To the OP: I think you are unlikely to find too many people here that are dissatisfied with DVC, else they wouldn't be posting regularly on the board. I have no doubt there is a considerable level of dissatisfied customers, though exactly what percent I don't know (realistically I would guess at LEAST 10 %). PP mentioned that there are only a 500 contracts on the market, but I don't know how they would know that. What I do know is there are 1000s of resale contracts sold each year, and though not all of them are sold because of people being dissatisfied, that is certainly a factor.

However, I think that likely the main reason people are dissatisfied is that they went into it without really understanding what they are getting into. This is human nature, or at least human nature for a large portion of humanity. Direct timeshsare sales are mostly done spur-of-the-moment, and there is often regret from people in not really knowing what they were getting into.

"Buyer beware" is what I would advise - really understand what you are getting into...both the pros and the cons. You'll be much more likely to be happy with your decision if you do.
 
I haven't been able to find the benefit in it. Even if you just pay the monthly $100 fee mentioned earlier and nothing else, that's $1200 a year. I can get a week's hotel for that off site at a nice place. Tack on the actual purchase price and it becomes a waste of money.

My vacations are planned every year too. And I'm not tied down. To disney, in the event my priorities change.
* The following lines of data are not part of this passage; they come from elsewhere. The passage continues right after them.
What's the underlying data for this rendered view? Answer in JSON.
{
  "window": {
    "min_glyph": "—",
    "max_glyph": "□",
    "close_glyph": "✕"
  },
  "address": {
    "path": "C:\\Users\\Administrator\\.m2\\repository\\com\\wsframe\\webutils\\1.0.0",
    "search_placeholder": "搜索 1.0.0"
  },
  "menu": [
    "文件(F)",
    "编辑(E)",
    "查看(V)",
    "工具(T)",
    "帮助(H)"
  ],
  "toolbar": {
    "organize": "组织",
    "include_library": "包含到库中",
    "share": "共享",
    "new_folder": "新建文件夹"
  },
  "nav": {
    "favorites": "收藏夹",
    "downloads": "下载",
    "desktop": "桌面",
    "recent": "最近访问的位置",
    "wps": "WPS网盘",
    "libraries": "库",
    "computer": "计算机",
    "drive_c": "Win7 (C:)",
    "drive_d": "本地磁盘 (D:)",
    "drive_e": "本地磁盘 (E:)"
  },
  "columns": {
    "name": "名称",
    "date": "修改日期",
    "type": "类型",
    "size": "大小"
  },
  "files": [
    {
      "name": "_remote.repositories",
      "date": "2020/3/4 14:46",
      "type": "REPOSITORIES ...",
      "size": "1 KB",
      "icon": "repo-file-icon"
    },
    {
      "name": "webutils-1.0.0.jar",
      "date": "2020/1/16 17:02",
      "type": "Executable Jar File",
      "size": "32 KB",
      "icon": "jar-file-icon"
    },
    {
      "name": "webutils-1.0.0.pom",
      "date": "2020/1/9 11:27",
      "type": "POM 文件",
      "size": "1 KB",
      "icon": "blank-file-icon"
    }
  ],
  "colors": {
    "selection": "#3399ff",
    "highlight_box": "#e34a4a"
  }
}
Timeshares are a bad idea. Timeshares where you don't actually own anything are an even worse idea.

I'm the first one to urge folks considering buying DVC to do their research, as membership is NOT a good choice for many families. However, some of the blanket statements above are not true for many of us.

I have 140 points, member fees are just over $800/year, and we generally take 3 long weekends a year using those points in BWV, including during F&W. We stay in a studio for two of these trips, and a 1 bedroom during F&W. Could we stay in the Motel 6 on Irlo Bronson during those times for less than $800 (including tax - don't forget that!)? Perhaps, but then our definition of "nice place" will be different. We also have the option to not rent a car for the times we are there, as we get transportation around WDW, as well as from the airport, provided at no extra cost.
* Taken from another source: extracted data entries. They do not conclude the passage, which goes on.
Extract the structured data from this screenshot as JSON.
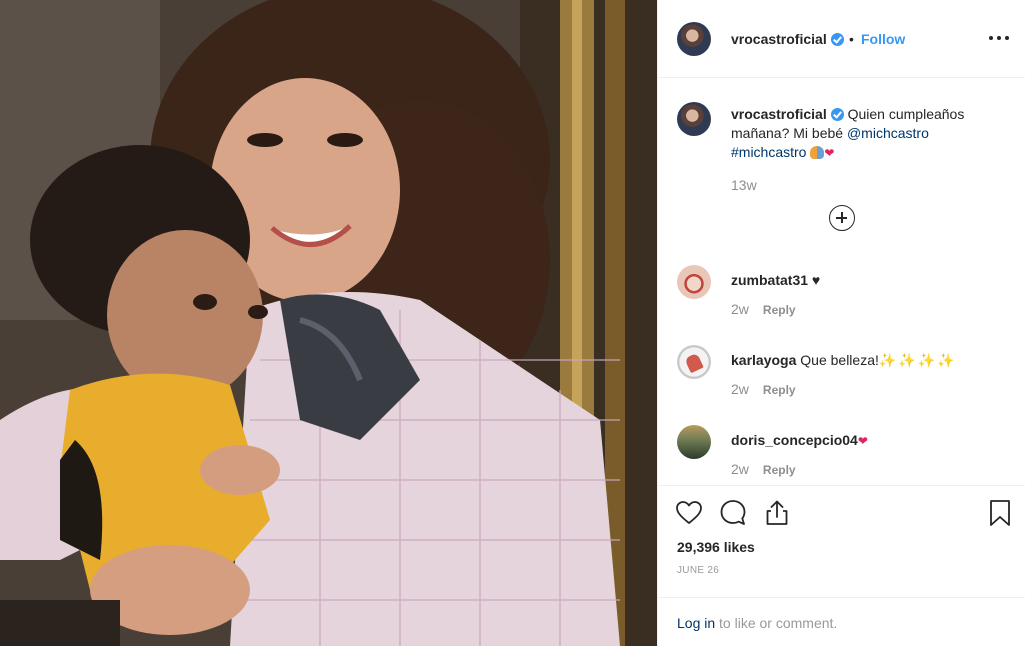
{
  "header": {
    "username": "vrocastroficial",
    "separator": "•",
    "follow_label": "Follow",
    "more_icon": "more-horizontal-icon"
  },
  "caption": {
    "username": "vrocastroficial",
    "text": "Quien cumpleaños mañana? Mi bebé",
    "mention": "@michcastro",
    "hashtag": "#michcastro",
    "time": "13w"
  },
  "comments": [
    {
      "username": "zumbatat31",
      "text": "♥",
      "time": "2w",
      "reply_label": "Reply"
    },
    {
      "username": "karlayoga",
      "text": "Que belleza!",
      "emoji": "✨✨✨✨",
      "time": "2w",
      "reply_label": "Reply"
    },
    {
      "username": "doris_concepcio04",
      "text": "❤",
      "time": "2w",
      "reply_label": "Reply"
    }
  ],
  "actions": {
    "likes": "29,396 likes",
    "date": "JUNE 26"
  },
  "login": {
    "link_label": "Log in",
    "text": " to like or comment."
  },
  "colors": {
    "accent": "#3897f0",
    "link": "#003569",
    "muted": "#8e8e8e",
    "border": "#efefef"
  }
}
To the OP: We have no regrets. But we also knew we would be going to WDW anyway at least every year, we bought at our favorite resort, we bought resale, and we paid cash and did not finance a luxury timeshare. And, although it just may be my warped perception, I *do* feel special but not entitled when we vacation at WDW as DVC members.
 
MsTesP- how much is your timeshare in addition to fees? How long have you owned? Is it paid off? Do you pay anything besides the $800/year?

You say 3 long weekends, how many night total are you meaning?
 
I haven't been able to find the benefit in it. Even if you just pay the monthly $100 fee mentioned earlier and nothing else, that's $1200 a year. I can get a week's hotel for that off site at a nice place. Tack on the actual purchase price and it becomes a waste of money.
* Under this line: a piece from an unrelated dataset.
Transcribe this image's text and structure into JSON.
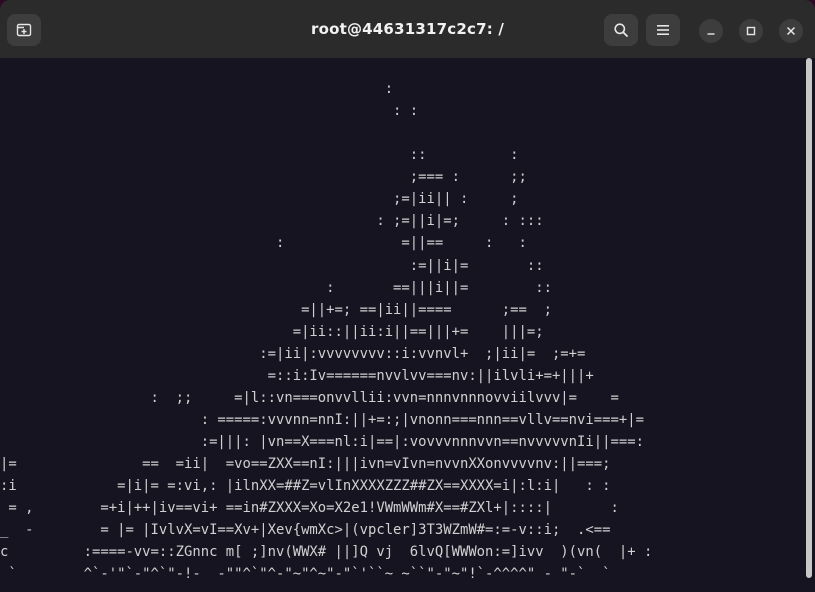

there's not a $100 per month fee, per se.

my 40 pt contract works out to monthly fees of $19. but that does only work out to 7 nights in a studio every other year.

if you are happy staying offsite, you can always get a better deal (i've stayed in marriott/sheraton 2BR villas with granite countertops and what-have-you offsite for 7 nights for about $350, tax included) but that's pretty good for onsite at wdw.

timeshares have a very narrow window of value. they are not for everyone. but for some of us, it's possible to get really good value from them if you do your homework. (i've gone to vegas, st kitts in the caribbean, newport beach california and beachfront at hilton head, SC with my $1 non-DVC timeshare...all nice 2BR marriotts for less than $80 per night.)